28 April 2011

Precept IX

It hit me like a ton of bricks.

I was busy playing the prosecuting attorney, laying out detailed, sound and flawless arguments concerning the unsatisfactoriness of a situation.  I left no holes open.  I approached it from every angle.  I mustered evidence.  I anticipated rebuttals.  I called witnesses.  I had a line of cross-examination ready for the defendant. 

After doing something else for a while, I came back to my task.  I rehearsed the arguments again.  Made some editorial corrections.  Packed a bigger punch.

More time went by with me totally engrossed in the matter at hand, working it over, and over, and over again.

And then, for the first time in my life, I said to myself (just as all of this had been said to myself), "Hold on.  Just who am I saying all this to?"

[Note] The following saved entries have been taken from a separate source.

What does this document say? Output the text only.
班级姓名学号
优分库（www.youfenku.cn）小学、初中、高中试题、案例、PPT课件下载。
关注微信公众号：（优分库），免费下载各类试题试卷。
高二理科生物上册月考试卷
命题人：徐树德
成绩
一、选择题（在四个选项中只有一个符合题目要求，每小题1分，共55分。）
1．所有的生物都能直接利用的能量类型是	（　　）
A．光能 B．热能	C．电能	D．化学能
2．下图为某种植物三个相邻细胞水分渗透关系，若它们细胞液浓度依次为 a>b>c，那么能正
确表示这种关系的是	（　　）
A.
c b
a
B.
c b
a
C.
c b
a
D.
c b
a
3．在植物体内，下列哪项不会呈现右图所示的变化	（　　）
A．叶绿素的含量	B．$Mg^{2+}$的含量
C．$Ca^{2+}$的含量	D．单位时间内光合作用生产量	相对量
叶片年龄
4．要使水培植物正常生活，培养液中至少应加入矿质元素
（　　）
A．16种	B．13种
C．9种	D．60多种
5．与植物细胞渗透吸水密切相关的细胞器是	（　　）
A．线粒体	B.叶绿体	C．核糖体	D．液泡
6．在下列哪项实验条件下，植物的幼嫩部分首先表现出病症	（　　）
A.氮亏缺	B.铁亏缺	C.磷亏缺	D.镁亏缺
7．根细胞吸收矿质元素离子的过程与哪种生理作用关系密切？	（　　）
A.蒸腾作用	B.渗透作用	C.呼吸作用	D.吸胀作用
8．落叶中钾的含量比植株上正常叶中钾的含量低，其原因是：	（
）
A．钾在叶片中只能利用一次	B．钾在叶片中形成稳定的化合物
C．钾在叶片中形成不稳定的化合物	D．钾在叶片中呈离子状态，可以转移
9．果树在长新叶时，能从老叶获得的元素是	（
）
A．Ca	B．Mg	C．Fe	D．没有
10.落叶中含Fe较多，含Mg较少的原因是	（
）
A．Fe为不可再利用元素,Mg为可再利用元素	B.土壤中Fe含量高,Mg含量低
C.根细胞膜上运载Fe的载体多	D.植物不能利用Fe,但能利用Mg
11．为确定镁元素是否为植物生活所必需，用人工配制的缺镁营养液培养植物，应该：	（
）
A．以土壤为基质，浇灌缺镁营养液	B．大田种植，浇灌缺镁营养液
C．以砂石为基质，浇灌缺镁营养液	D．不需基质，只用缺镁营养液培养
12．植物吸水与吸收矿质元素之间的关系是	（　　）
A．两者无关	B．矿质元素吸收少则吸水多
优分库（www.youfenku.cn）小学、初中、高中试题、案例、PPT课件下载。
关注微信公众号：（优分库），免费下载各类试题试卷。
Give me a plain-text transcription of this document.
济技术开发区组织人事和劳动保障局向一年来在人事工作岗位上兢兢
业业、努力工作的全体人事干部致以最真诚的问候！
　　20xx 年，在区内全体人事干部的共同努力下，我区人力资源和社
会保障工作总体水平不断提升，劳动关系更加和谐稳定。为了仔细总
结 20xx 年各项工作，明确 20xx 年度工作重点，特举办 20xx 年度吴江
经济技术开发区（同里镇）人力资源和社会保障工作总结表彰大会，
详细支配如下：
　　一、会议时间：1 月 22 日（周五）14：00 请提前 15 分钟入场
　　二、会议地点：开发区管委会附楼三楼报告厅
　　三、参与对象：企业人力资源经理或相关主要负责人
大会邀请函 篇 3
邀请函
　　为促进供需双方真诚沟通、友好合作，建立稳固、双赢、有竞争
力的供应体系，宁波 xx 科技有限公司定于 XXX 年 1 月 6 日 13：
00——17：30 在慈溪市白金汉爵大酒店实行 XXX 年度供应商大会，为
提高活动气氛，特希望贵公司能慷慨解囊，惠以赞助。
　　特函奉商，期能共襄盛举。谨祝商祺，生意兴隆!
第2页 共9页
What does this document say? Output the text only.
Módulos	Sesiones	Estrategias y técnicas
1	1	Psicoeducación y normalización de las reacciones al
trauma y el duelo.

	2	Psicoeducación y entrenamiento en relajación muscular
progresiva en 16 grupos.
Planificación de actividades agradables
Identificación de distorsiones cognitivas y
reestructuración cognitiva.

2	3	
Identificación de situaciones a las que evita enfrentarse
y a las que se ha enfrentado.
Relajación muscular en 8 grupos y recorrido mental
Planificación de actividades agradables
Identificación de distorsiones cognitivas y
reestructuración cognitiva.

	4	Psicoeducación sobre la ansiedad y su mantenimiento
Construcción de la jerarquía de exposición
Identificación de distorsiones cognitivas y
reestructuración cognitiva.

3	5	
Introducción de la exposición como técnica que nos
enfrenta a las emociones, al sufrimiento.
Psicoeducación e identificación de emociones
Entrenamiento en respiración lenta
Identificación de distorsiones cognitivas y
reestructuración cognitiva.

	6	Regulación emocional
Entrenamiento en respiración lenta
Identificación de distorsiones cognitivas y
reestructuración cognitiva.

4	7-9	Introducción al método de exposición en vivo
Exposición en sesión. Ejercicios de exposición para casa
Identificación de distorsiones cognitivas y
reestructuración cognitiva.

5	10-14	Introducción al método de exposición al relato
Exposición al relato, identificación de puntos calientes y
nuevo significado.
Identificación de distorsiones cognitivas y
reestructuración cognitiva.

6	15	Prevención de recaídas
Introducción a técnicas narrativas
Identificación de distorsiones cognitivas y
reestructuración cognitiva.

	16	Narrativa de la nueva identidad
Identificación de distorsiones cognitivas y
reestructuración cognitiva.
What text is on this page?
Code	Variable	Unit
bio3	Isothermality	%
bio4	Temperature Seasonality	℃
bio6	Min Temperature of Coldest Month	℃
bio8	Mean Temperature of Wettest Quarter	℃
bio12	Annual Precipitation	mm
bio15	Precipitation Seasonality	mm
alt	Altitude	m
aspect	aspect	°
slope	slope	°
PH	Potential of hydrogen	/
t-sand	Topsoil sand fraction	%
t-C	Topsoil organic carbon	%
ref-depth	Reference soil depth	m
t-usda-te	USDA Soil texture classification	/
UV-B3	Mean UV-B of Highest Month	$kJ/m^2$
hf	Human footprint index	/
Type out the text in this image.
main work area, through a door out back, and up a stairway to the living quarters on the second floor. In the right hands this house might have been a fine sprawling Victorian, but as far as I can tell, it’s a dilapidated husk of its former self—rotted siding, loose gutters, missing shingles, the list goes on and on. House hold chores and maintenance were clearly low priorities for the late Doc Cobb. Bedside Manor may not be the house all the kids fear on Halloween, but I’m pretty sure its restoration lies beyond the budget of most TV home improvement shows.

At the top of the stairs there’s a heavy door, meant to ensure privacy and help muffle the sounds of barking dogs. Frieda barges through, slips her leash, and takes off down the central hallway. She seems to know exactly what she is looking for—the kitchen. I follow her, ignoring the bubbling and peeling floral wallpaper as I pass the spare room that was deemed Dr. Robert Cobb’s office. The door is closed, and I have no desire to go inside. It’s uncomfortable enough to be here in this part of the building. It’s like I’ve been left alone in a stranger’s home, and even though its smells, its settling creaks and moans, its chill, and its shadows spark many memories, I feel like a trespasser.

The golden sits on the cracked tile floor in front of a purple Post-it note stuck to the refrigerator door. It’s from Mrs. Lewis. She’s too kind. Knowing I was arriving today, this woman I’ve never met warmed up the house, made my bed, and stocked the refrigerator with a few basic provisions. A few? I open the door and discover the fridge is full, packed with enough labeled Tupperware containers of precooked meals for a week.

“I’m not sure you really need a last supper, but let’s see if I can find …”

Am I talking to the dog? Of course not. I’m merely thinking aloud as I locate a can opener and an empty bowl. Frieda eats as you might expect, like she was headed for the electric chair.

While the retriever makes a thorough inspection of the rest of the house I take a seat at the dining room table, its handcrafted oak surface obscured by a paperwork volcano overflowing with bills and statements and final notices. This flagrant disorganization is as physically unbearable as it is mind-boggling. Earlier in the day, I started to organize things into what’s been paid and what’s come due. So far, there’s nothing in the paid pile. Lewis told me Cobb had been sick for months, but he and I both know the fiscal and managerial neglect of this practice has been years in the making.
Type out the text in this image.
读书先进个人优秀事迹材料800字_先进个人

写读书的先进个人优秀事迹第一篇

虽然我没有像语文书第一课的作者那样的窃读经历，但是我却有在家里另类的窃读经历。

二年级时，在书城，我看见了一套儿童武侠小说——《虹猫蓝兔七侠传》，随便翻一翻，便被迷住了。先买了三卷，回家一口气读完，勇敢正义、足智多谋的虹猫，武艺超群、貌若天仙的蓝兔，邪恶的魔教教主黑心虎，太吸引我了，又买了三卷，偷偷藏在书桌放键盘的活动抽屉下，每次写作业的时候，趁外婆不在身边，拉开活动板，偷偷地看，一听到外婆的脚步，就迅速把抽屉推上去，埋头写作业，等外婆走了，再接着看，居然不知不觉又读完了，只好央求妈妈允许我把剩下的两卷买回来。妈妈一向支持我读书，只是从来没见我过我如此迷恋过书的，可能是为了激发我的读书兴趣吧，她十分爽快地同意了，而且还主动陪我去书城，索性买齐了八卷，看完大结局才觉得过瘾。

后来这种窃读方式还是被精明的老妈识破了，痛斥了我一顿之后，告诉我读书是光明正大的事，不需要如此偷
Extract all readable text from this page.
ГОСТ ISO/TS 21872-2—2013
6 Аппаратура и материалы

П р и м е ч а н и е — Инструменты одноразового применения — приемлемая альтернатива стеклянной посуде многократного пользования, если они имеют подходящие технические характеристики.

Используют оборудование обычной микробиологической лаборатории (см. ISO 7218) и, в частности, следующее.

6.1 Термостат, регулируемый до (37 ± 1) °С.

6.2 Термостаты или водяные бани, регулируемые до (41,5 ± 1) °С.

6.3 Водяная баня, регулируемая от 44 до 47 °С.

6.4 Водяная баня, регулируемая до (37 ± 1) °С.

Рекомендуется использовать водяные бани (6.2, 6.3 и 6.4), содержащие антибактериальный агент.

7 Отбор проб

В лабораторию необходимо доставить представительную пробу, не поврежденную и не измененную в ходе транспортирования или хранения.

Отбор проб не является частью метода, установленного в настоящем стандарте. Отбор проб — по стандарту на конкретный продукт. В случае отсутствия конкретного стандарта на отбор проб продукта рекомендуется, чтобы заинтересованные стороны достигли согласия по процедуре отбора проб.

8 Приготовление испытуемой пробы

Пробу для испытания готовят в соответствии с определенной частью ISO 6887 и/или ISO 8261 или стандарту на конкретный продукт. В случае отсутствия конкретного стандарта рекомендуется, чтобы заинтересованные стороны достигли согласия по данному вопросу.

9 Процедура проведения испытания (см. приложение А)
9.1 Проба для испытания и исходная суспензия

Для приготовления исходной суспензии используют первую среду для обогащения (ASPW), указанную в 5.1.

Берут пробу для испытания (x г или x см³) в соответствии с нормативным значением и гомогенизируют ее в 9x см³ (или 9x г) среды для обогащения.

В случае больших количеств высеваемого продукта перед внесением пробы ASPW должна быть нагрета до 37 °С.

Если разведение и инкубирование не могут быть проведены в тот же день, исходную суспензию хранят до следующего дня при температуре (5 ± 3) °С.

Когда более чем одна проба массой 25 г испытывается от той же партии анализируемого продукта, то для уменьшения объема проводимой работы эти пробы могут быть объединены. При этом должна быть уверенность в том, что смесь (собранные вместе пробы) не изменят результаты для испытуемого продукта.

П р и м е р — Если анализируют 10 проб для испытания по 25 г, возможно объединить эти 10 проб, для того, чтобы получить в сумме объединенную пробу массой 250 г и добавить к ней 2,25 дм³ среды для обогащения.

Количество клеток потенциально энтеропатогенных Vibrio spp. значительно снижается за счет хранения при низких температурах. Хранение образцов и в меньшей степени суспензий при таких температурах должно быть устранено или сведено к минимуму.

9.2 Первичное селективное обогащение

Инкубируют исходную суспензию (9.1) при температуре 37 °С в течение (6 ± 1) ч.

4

And just as immediately I realized, "Shit, I'd be embarrassed go on like this if there actually were someone listening!  Who would endure hearing all this?"

And then I stopped.

I looked around the room.  I looked out the window.  I heard the birds.  I came to my senses, and then I went on with my day like a sane man would, leaving all of that behind.

Even now I can't help laughing when I think about it: "Just who did I think I was talking to?"

Bodhidharma described the process perfectly:
Self-nature is subtle and mysterious.  In the realm of the selfless Dharma, not contriving reality for the self is called the Precept of Not Indulging in Anger.